Coolant, also known as antifreeze, is what keeps your engine’s temperature within a safe and optimal operating range. About every 30,000 miles (about 5 years for most drivers), it’s recommended to do a coolant flush since, for the most part, it’s the same coolant circulating in your engine system within that time period (versus burning off or being changed out like oil). Flushing your coolant will involve draining out all of the existing coolant, running distilled water through the system, and topping it off with new coolant--this guide is a good reference on how to do it!
Almost all modern vehicles have a power steering pump that remains lubricated by the application of power steering fluid. The pump’s reservoir has a screw-style cap that lifts off to enable you to check the fluid level. While this really only needs to be changed about every 100,000 miles or so, it’s an important part of the vehicle a lot of people take for granted. Without power steering, it’s up to you and your muscles to steer the car yourself, which is too heavy for most people to do.
Some signs that you are having power steering problems are squealing noises when you are trying to turn the steering wheel, or you will feel some stiff resistance when you are trying to steer. If this is the case, you may need to take your vehicle into a shop.
When you pop your hood and look at the engine, you’ll see there’s a big rubber belt connecting a bunch of cogs and pulleys together. This is the serpentine belt, and it’s critical to your engine being able to run properly because it connects a whole lot of moving parts and different systems necessary for your car to be able to run. When you hear a squealing or chirping noise coming from under the hood when you start your car, it’s a good sign your belt is about ready to retire. Usually, timing belts should be replaced between 60,000 to 100,000 miles, but replace them sooner if you hear slapping or squealing noises under the hood.
Your vehicle's engine and the transmission are the two most complex parts to your vehicle, and two parts that you definitely don't want to have to pay the price to replace. Whether it’s an automatic or manual transmission, most manufacturers recommend changing the fluid every 30,000 to 60,000 miles. While this is definitely doable yourself, the process can differ between makes and models, so make sure to either do your research or just drop it off at the shop.

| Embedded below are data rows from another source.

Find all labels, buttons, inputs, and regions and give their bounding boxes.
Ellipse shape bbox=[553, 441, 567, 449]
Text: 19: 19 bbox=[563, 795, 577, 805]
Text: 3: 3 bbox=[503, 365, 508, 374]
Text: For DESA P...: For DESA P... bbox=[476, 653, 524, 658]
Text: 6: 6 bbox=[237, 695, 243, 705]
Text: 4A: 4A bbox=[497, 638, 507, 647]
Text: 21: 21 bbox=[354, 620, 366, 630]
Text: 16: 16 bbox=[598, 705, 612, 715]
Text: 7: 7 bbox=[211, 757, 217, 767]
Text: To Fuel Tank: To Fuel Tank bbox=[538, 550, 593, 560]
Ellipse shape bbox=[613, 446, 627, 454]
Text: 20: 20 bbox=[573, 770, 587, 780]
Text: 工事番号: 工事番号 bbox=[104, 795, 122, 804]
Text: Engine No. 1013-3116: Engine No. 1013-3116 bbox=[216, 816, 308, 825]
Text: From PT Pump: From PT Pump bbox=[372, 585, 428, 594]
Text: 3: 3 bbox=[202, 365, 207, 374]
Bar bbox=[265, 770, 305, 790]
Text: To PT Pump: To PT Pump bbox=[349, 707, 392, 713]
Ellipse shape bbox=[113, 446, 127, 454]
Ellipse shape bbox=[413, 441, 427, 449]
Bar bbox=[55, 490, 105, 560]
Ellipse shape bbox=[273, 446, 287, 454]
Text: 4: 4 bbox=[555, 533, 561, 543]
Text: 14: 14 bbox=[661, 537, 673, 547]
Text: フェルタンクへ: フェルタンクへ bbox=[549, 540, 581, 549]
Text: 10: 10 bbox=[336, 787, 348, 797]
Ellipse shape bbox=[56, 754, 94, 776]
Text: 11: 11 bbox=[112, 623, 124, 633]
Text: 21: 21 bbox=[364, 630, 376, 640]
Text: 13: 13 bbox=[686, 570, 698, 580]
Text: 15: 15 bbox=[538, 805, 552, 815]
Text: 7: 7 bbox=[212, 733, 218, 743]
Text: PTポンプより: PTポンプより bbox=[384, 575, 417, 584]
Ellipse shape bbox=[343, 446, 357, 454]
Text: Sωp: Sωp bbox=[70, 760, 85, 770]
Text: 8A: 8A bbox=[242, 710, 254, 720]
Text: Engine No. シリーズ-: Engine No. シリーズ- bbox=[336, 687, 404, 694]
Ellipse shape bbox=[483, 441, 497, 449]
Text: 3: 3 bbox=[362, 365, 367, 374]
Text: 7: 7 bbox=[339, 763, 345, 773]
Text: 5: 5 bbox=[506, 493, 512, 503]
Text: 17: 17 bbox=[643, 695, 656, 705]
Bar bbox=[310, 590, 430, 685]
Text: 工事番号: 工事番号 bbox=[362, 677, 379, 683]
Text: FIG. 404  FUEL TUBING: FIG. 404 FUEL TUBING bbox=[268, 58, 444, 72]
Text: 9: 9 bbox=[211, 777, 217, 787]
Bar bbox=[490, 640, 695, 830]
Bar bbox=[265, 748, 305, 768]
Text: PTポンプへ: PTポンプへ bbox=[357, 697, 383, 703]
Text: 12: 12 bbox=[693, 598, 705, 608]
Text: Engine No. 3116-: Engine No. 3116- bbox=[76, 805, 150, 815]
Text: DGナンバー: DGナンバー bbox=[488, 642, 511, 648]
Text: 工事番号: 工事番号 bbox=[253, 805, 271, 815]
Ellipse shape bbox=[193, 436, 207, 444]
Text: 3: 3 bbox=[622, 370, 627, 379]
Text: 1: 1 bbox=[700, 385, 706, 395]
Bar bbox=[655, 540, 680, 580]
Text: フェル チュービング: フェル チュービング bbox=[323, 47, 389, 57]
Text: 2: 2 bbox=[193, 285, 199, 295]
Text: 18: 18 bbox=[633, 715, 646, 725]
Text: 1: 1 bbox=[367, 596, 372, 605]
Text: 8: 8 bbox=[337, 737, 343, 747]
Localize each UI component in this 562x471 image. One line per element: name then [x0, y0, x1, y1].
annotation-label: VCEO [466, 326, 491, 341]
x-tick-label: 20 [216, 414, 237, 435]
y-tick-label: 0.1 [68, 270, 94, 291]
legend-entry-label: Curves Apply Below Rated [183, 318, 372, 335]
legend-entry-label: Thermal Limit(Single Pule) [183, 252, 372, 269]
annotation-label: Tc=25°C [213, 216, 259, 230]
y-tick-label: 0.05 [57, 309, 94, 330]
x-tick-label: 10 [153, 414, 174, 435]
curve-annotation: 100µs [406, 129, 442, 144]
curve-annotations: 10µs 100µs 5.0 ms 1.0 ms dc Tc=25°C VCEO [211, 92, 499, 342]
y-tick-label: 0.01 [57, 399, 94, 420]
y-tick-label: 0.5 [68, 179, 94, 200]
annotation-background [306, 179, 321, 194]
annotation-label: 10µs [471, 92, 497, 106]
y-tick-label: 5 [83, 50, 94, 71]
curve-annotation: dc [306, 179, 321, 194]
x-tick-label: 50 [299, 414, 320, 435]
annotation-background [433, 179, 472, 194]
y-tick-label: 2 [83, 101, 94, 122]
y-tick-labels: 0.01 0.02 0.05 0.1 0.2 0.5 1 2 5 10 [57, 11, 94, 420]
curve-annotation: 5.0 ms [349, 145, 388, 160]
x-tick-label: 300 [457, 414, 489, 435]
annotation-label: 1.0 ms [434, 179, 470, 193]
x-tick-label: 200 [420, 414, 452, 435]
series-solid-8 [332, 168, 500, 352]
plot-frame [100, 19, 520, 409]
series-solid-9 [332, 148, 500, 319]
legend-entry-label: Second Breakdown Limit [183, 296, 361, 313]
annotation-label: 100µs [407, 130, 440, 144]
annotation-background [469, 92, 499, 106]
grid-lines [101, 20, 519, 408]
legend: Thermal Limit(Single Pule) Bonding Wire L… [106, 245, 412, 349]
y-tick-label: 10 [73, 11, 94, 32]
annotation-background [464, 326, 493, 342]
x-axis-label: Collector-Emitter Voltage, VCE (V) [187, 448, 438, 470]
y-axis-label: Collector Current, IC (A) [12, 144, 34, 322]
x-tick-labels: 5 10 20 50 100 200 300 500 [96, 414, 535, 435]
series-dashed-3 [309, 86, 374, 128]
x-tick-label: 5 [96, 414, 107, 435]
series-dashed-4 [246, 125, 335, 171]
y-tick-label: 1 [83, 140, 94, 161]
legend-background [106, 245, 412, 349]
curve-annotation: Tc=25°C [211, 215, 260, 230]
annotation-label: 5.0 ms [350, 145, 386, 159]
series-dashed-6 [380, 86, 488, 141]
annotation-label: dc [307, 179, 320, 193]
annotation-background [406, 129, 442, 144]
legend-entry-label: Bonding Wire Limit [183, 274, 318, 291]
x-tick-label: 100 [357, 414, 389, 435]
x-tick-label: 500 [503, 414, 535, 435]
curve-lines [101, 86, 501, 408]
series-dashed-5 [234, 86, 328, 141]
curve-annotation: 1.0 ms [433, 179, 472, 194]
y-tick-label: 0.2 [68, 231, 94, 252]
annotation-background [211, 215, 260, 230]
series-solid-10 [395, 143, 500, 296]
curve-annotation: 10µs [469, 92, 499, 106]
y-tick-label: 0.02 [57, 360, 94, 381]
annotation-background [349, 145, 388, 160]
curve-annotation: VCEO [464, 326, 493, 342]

Taking the time to make sure your transmission fluid is clear and clean will extend the life of your transmission, saving you thousands of dollars in potential repairs down the road.
Make sure that your engine’s air filter is clean. One of the main parts to the way an engine works is compressing air and fuel for combustion, so if you’re not pushing clean air into the system, your engine won’t be happy.
Luckily, this is an easy, inexpensive thing to do, but you do need to do it about once a year.
While you generally don’t want to do much to mess with the battery, keeping it clean, doing a visual inspection, and being mindful of how old it is will ensure you don’t get stuck in a random parking lot somewhere because your battery died.
When you are checking fluids, don't forget to check the brake fluid level. Make sure that your vehicle is on a level surface first, then unscrew the reservoir cap. The brake fluid level should be somewhere in the middle of the minimum and maximum marks in the fluid reservoir. If it’s low, keep in mind that your brake pads likely need changed!
For disc brakes, it’s generally easy to change the brake pads if you’re mechanically inclined, otherwise you can take your car to a shop for a bit more cash than it would take to do it yourself. From drum brakes, the process is a little more intensive, so most people just take their vehicles into a shop to have this done. Either way, the absolute average to change brakes is every 50,000 miles, but if you’re hearing squeaking when you go to stop, or if you find you really have to push your foot down, chances are it’s time for a change.
While it may seem like a lot of work, it’ll be worth all your efforts when your car lasts past 100,000, or even 200,000 miles without having issues, so get to wrenching!